Every time an event is received, the value of the order-book will be replaced by the result of calling update-book on the value of order-book and the event:

(update-book @order-book event)

This code won’t compile because we haven’t defined update-book yet. The goal for the update-book function is to take an (immutable) order-book value and an event, and return the updated value of the order book. This new value will atomically replace the old value of the order book for every event, via the call to swap! The function update-book will be side effect free. Most of the rest of the code will be functions used by update-book, and so will also be side-effect free. So the only mutable state in the entire application will be inside this start-order-book function!

Updating the order book

The next thing we need to do is define the update-book function, which takes an order book value and an event, and returns the updated order book, based on the event. There are three types of events we have to handle, and we’ll define a separate function for each.

First, we need to handle snapshot events, which look like (in EDN):

{
 :type "snapshot"
 :product_id "BTC-USD"
 :bids [["10101.10", "0.45054140"]]
 :asks [["10102.55", "0.57753524"]]
}




Where the bids and asks are vectors of [price, size] vectors, and represent the entire order book. Unfortunately they come as vectors of strings, so the first order of business is to convert them to doubles and store them in a sorted-map:

(defn to-doubles [v] (vec (map #(Double/parseDouble %) v)))

(defn snapshot-bids [snapshot-event]
    (into (sorted-map-by >) 
          (map to-doubles (:bids snapshot-event))))

(defn snapshot-asks [snapshot-event]
    (into (sorted-map) 
        (map to-doubles (:asks snapshot-event))))

Bids are sorted in reverse order so that highest bids will appear first in the map. Asks are sorted in default order. This is because we are most interested in the highest bids and the lowest asks. If we’re going to truncate the order book later, say when displaying or saving to persistent storage, it will be convenient to have them stored in this order.
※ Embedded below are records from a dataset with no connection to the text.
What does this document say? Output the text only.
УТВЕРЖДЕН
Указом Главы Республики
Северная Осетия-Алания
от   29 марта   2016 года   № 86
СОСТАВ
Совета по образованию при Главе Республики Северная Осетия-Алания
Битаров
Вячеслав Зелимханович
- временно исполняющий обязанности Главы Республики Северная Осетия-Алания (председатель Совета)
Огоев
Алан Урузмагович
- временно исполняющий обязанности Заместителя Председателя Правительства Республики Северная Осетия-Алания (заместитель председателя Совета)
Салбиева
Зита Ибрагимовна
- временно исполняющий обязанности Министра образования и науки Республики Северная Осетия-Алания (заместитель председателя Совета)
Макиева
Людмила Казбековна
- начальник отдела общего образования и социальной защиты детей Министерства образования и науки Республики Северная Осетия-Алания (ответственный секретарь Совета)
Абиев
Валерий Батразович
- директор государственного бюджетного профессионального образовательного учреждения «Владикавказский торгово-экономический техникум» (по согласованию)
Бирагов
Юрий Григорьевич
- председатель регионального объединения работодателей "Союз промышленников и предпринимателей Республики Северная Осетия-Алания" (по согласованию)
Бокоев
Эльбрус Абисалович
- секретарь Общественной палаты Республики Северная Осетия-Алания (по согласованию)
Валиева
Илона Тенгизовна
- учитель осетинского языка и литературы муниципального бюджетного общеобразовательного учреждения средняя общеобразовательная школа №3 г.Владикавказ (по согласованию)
Then we can define the function that handles snapshot events:

(defn handle-snapshot [order-book event]
    (assoc order-book (:product_id event)
        {:bids (snapshot-bids event)
         :asks (snapshot-asks event)}))

Next, we need to handle l2update events, which have the following form:

{
  "type": "l2update",
  "product_id": "BTC-USD",
  "time": "2019-08-14T20:42:27.265Z",
  "changes": [
    [
      "buy",
      "10101.80000000",
      "0.162567"
    ]
  ]
}

This will be trickier than handling snapshot events because there can be any number of changes delivered in a single event, and we have to apply them all in order. A change is defined as the tuple [side, price, size], where side will be “buy” if the bids should be updated or “sell” if the asks should be updated. The price is the price whose size should be changed and the size is the size of the offers at that price. Note that the value of size is not a delta, but it’s what the size should be after applying the change. If the size is zero, that prices should be removed from the order book.

First let’s write the function to update the order book for a single change:

(defn apply-change [product-id order-book change]
    (let [side ({"buy" :bids "sell" :asks} (change 0))
          price (Double/parseDouble (change 1))
          size (Double/parseDouble (change 2))]
        (if (zero? size)
            (update-in order-book [product-id side] 
                dissoc price)
            (assoc-in order-book [product-id side price] 
                size))))

In the let block, we convert the side to the keyword :bids or :asks for the side of the order book to be updated. Then we convert the price and the size to doubles. If the size is zero, we remove that price from the order book for this product. Otherwise, we update the size for the corresponding price to the size specified in the change.

Then, to apply all the changes in an l2update event, we use the following recursive function:

(defn apply-changes [order-book product-id changes]
  (if (empty? changes)
    order-book
    (recur
      (handle-change product-id order-book (first changes))
      product-id
      (rest changes))))

This return the result of iteratively calling handle-change on the order book for each change in the l2update event. We use the recur keyword tell the compiler that this is tail-recursive.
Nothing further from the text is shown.